When, in a bus, they rode through the suburbs of the wealthy, past shrubberied mansions and showy villas, along roads where liveried carriages, drawn by high-stepping horses, dashed by them, he felt himself in the presence of the fat man who jingled sovereigns, of the lean man whose slender fingers reached north to the Peak Downs and south to the Murray, filching everywhere from the worker's hard-earned wage.
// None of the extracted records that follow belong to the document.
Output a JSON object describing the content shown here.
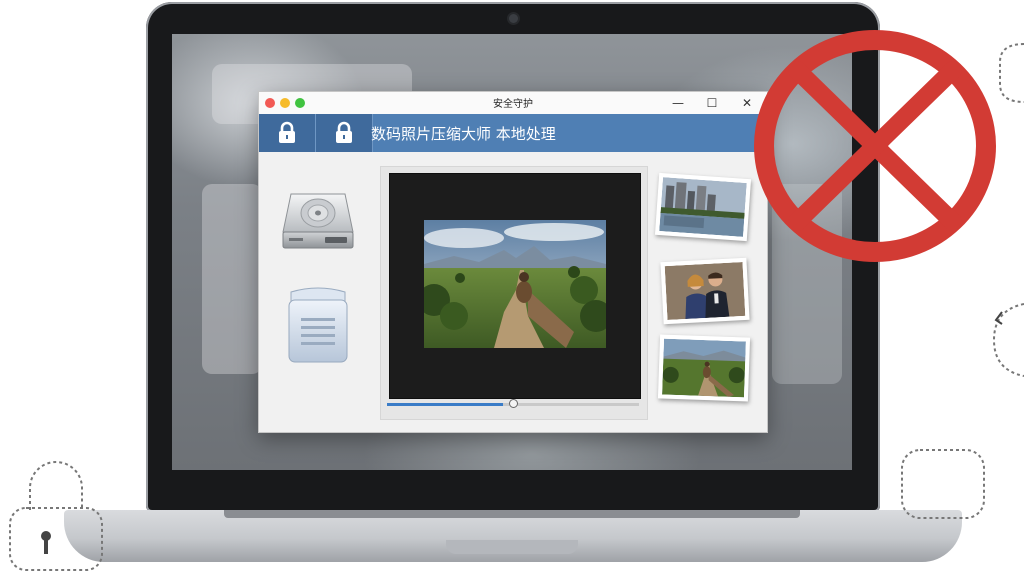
{
  "window": {
    "title": "安全守护",
    "controls": {
      "minimize": "—",
      "maximize": "☐",
      "close": "✕"
    }
  },
  "header": {
    "title": "数码照片压缩大师 本地处理"
  },
  "icons": {
    "header_left": [
      "lock-icon",
      "lock-icon"
    ],
    "sidebar": [
      "hard-drive-icon",
      "document-storage-icon"
    ],
    "overlay": "prohibited-sign-icon",
    "doodles": [
      "padlock-outline-icon",
      "rounded-square-outline-icon",
      "cursor-outline-icon"
    ]
  },
  "viewer": {
    "progress": 0.46
  },
  "thumbnails": [
    {
      "subject": "city-lake"
    },
    {
      "subject": "couple-portrait"
    },
    {
      "subject": "person-on-path"
    }
  ],
  "colors": {
    "header_band": "#4f7fb4",
    "lock_tab": "#3f6a9c",
    "progress": "#3a7cc7",
    "prohibit_red": "#d23b34"
  }
}
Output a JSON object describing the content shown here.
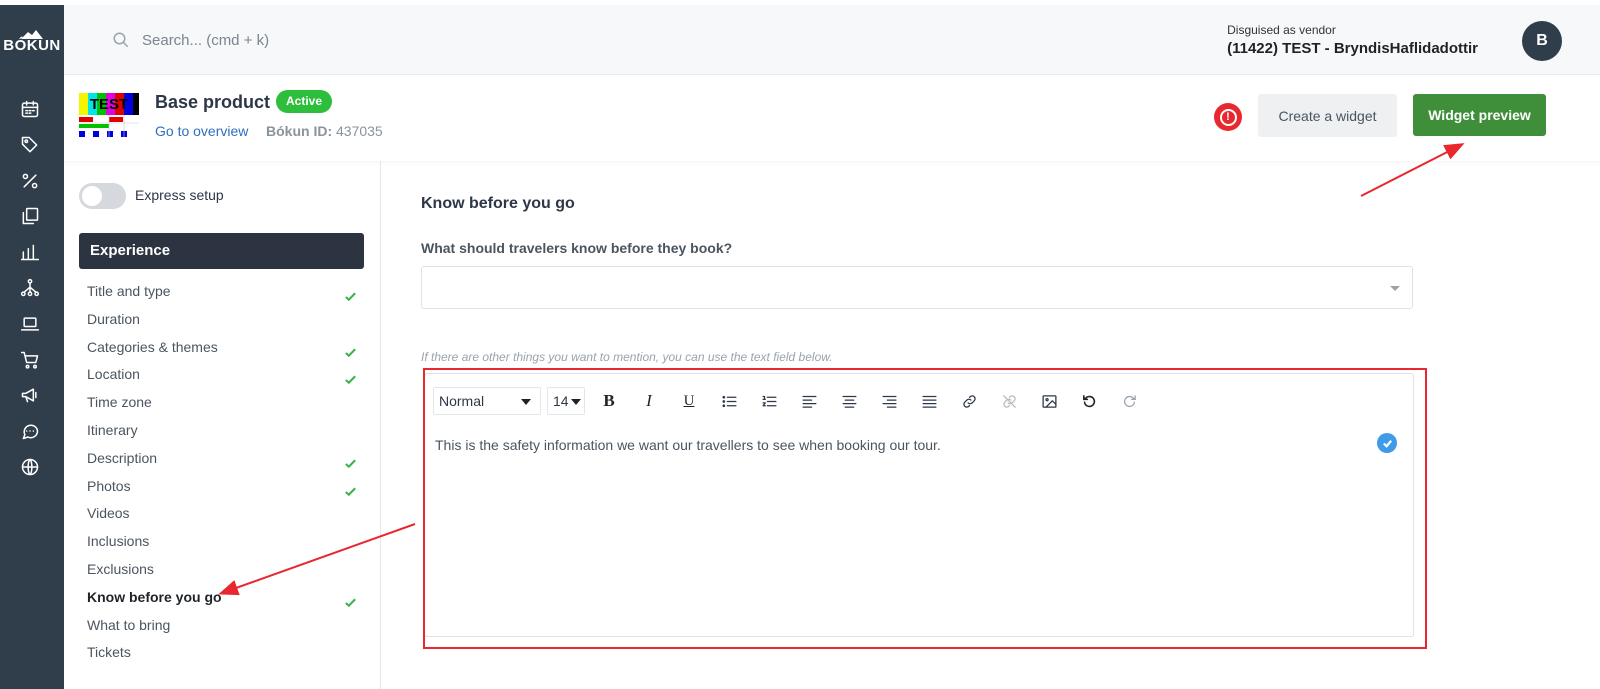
{
  "brand": {
    "name": "BÓKUN"
  },
  "rail": {
    "items": [
      {
        "icon": "calendar-icon"
      },
      {
        "icon": "tag-icon"
      },
      {
        "icon": "percent-icon"
      },
      {
        "icon": "copy-icon"
      },
      {
        "icon": "bar-chart-icon"
      },
      {
        "icon": "network-icon"
      },
      {
        "icon": "laptop-icon"
      },
      {
        "icon": "cart-icon"
      },
      {
        "icon": "megaphone-icon"
      },
      {
        "icon": "chat-icon"
      },
      {
        "icon": "globe-icon"
      }
    ]
  },
  "topbar": {
    "search_placeholder": "Search... (cmd + k)",
    "vendor_caption": "Disguised as vendor",
    "vendor_name": "(11422) TEST - BryndisHaflidadottir",
    "avatar_initial": "B"
  },
  "product": {
    "title": "Base product",
    "status": "Active",
    "overview_link": "Go to overview",
    "id_label": "Bókun ID:",
    "id_value": "437035",
    "create_widget_label": "Create a widget",
    "widget_preview_label": "Widget preview",
    "thumb_text": "TEST"
  },
  "sidebar": {
    "express_label": "Express setup",
    "section_title": "Experience",
    "items": [
      {
        "label": "Title and type",
        "done": true
      },
      {
        "label": "Duration",
        "done": false
      },
      {
        "label": "Categories & themes",
        "done": true
      },
      {
        "label": "Location",
        "done": true
      },
      {
        "label": "Time zone",
        "done": false
      },
      {
        "label": "Itinerary",
        "done": false
      },
      {
        "label": "Description",
        "done": true
      },
      {
        "label": "Photos",
        "done": true
      },
      {
        "label": "Videos",
        "done": false
      },
      {
        "label": "Inclusions",
        "done": false
      },
      {
        "label": "Exclusions",
        "done": false
      },
      {
        "label": "Know before you go",
        "done": true,
        "active": true
      },
      {
        "label": "What to bring",
        "done": false
      },
      {
        "label": "Tickets",
        "done": false
      }
    ]
  },
  "main": {
    "section_title": "Know before you go",
    "question": "What should travelers know before they book?",
    "select_value": "",
    "hint": "If there are other things you want to mention, you can use the text field below.",
    "editor": {
      "style_value": "Normal",
      "size_value": "14",
      "text": "This is the safety information we want our travellers to see when booking our tour."
    }
  },
  "colors": {
    "rail_bg": "#303e4b",
    "active_badge": "#2dbf3c",
    "primary_green": "#3f8f3a",
    "link_blue": "#2f6fbf",
    "check_green": "#38b24a",
    "annotation_red": "#e8282e"
  }
}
When in the tram they were carried with clanging and jangling through endless rows of houses great and small, along main thoroughfares on either side of which crowded side-streets extended like fish-bones, over less crowded districts where the cottages were generally detached or semi-detached and where pleasant homely houses were thickly sprinkled, oven here he wondered how near those who lived in happier state were to the life of the slum, wondered what struggling and pinching and scraping was going on behind the half-drawn blinds that made homes look so cosy.

What started him on this idea particularly was that, in one train, a grey-bearded propertied-looking man who sat beside him was grumbling to a spruce little man opposite about the increasing number of empty houses.

"You can't wonder at it," answered the spruce little man. "When the working classes aren't prospering everybody feels it but the exporters. Wages are going down and people are living two families in a house where they used to live one in a house, or living in smaller houses."